The engineers dreamed up a secret city. Thermally and acoustically buffered, the city could be buried deep inside the fuel tank, down where the hydrogen was a rigid and pure and nearly impenetrable solid. But that kind of technology meant power, which implied fusion power, which meant a detectable stream of neutrinos. A large array of state-of-the-art detectors were built, then floated on the ocean’s surface. Even though he believed that this was a very, very, very unlikely answer, Pamir was nervously hopeful, activating the detection system with the Master on his shoulder, watching the data flow, the machinery’s soft, insistent alarm telling him and the Master, “I see something. Something. Down there.”
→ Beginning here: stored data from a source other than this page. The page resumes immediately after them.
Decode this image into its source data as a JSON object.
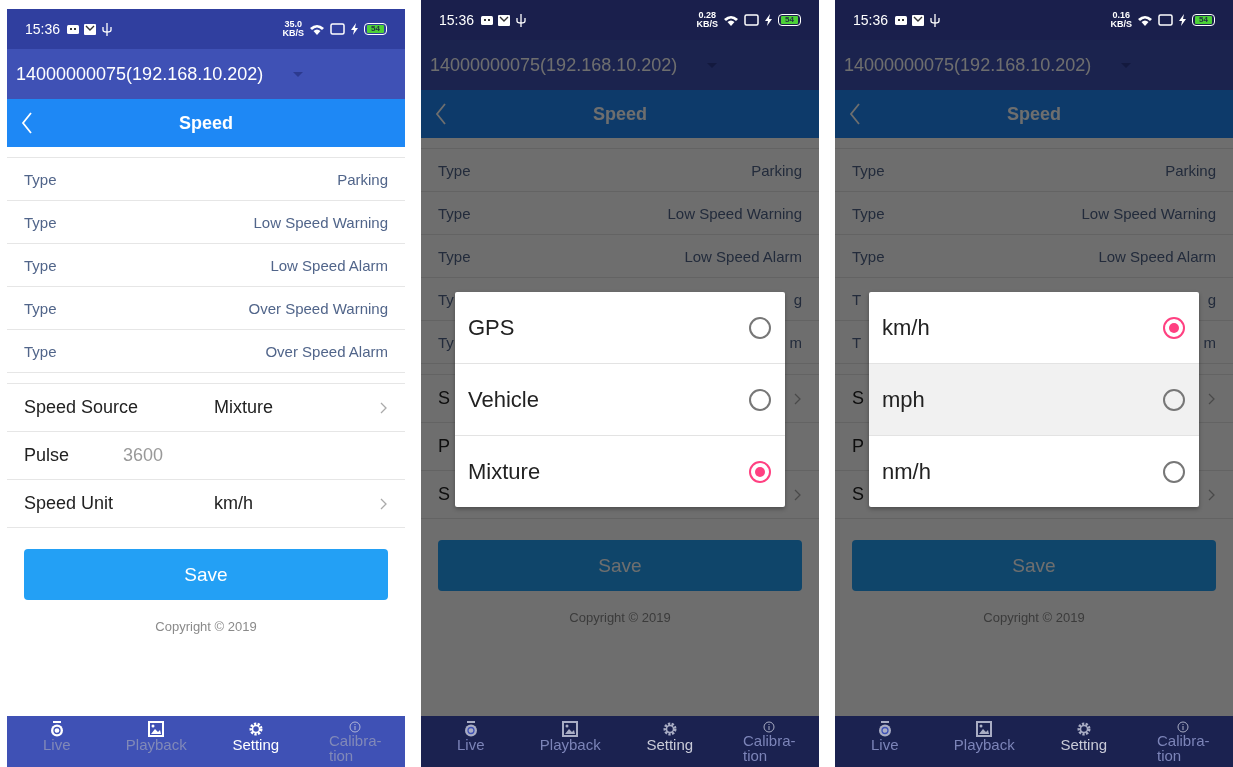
{
  "screens": [
    {
      "status": {
        "time": "15:36",
        "net_speed": "35.0",
        "net_unit": "KB/S",
        "battery": "54"
      },
      "device": "14000000075(192.168.10.202)",
      "title": "Speed",
      "type_rows": [
        {
          "label": "Type",
          "value": "Parking"
        },
        {
          "label": "Type",
          "value": "Low Speed Warning"
        },
        {
          "label": "Type",
          "value": "Low Speed Alarm"
        },
        {
          "label": "Type",
          "value": "Over Speed Warning"
        },
        {
          "label": "Type",
          "value": "Over Speed Alarm"
        }
      ],
      "settings": [
        {
          "kind": "select",
          "label": "Speed Source",
          "value": "Mixture"
        },
        {
          "kind": "input",
          "label": "Pulse",
          "placeholder": "3600"
        },
        {
          "kind": "select",
          "label": "Speed Unit",
          "value": "km/h"
        }
      ],
      "save": "Save",
      "copyright": "Copyright © 2019",
      "nav": [
        {
          "kind": "live",
          "label": "Live",
          "selected": false
        },
        {
          "kind": "playback",
          "label": "Playback",
          "selected": false
        },
        {
          "kind": "setting",
          "label": "Setting",
          "selected": true
        },
        {
          "kind": "info",
          "label": "Calibra-\ntion",
          "selected": false
        }
      ]
    },
    {
      "status": {
        "time": "15:36",
        "net_speed": "0.28",
        "net_unit": "KB/S",
        "battery": "54"
      },
      "device": "14000000075(192.168.10.202)",
      "title": "Speed",
      "type_rows": [
        {
          "label": "Type",
          "value": "Parking"
        },
        {
          "label": "Type",
          "value": "Low Speed Warning"
        },
        {
          "label": "Type",
          "value": "Low Speed Alarm"
        },
        {
          "label": "Ty",
          "value": "g"
        },
        {
          "label": "Ty",
          "value": "m"
        }
      ],
      "settings": [
        {
          "kind": "select",
          "label": "S"
        },
        {
          "kind": "input",
          "label": "P"
        },
        {
          "kind": "select",
          "label": "S"
        }
      ],
      "save": "Save",
      "copyright": "Copyright © 2019",
      "nav": [
        {
          "kind": "live",
          "label": "Live",
          "selected": false
        },
        {
          "kind": "playback",
          "label": "Playback",
          "selected": false
        },
        {
          "kind": "setting",
          "label": "Setting",
          "selected": true
        },
        {
          "kind": "info",
          "label": "Calibra-\ntion",
          "selected": false
        }
      ],
      "dialog": {
        "options": [
          {
            "label": "GPS",
            "selected": false,
            "pressed": false
          },
          {
            "label": "Vehicle",
            "selected": false,
            "pressed": false
          },
          {
            "label": "Mixture",
            "selected": true,
            "pressed": false
          }
        ]
      }
    },
    {
      "status": {
        "time": "15:36",
        "net_speed": "0.16",
        "net_unit": "KB/S",
        "battery": "54"
      },
      "device": "14000000075(192.168.10.202)",
      "title": "Speed",
      "type_rows": [
        {
          "label": "Type",
          "value": "Parking"
        },
        {
          "label": "Type",
          "value": "Low Speed Warning"
        },
        {
          "label": "Type",
          "value": "Low Speed Alarm"
        },
        {
          "label": "T",
          "value": "g"
        },
        {
          "label": "T",
          "value": "m"
        }
      ],
      "settings": [
        {
          "kind": "select",
          "label": "S"
        },
        {
          "kind": "input",
          "label": "P"
        },
        {
          "kind": "select",
          "label": "S"
        }
      ],
      "save": "Save",
      "copyright": "Copyright © 2019",
      "nav": [
        {
          "kind": "live",
          "label": "Live",
          "selected": false
        },
        {
          "kind": "playback",
          "label": "Playback",
          "selected": false
        },
        {
          "kind": "setting",
          "label": "Setting",
          "selected": true
        },
        {
          "kind": "info",
          "label": "Calibra-\ntion",
          "selected": false
        }
      ],
      "dialog": {
        "options": [
          {
            "label": "km/h",
            "selected": true,
            "pressed": false
          },
          {
            "label": "mph",
            "selected": false,
            "pressed": true
          },
          {
            "label": "nm/h",
            "selected": false,
            "pressed": false
          }
        ]
      }
    }
  ]
}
But the ship was laced with fusion reactors, each producing its own radiant stream of neutrinos, and every stream was deflected and diluted whenever it passed through the megabonds of hyperfiber. Separating the important from the superfluous was hard, slow work. Six months of meticulous drudgery followed; ninety-eight-plus percent of the neutrinos were excluded from consideration, leaving a trickle that might or might not be important.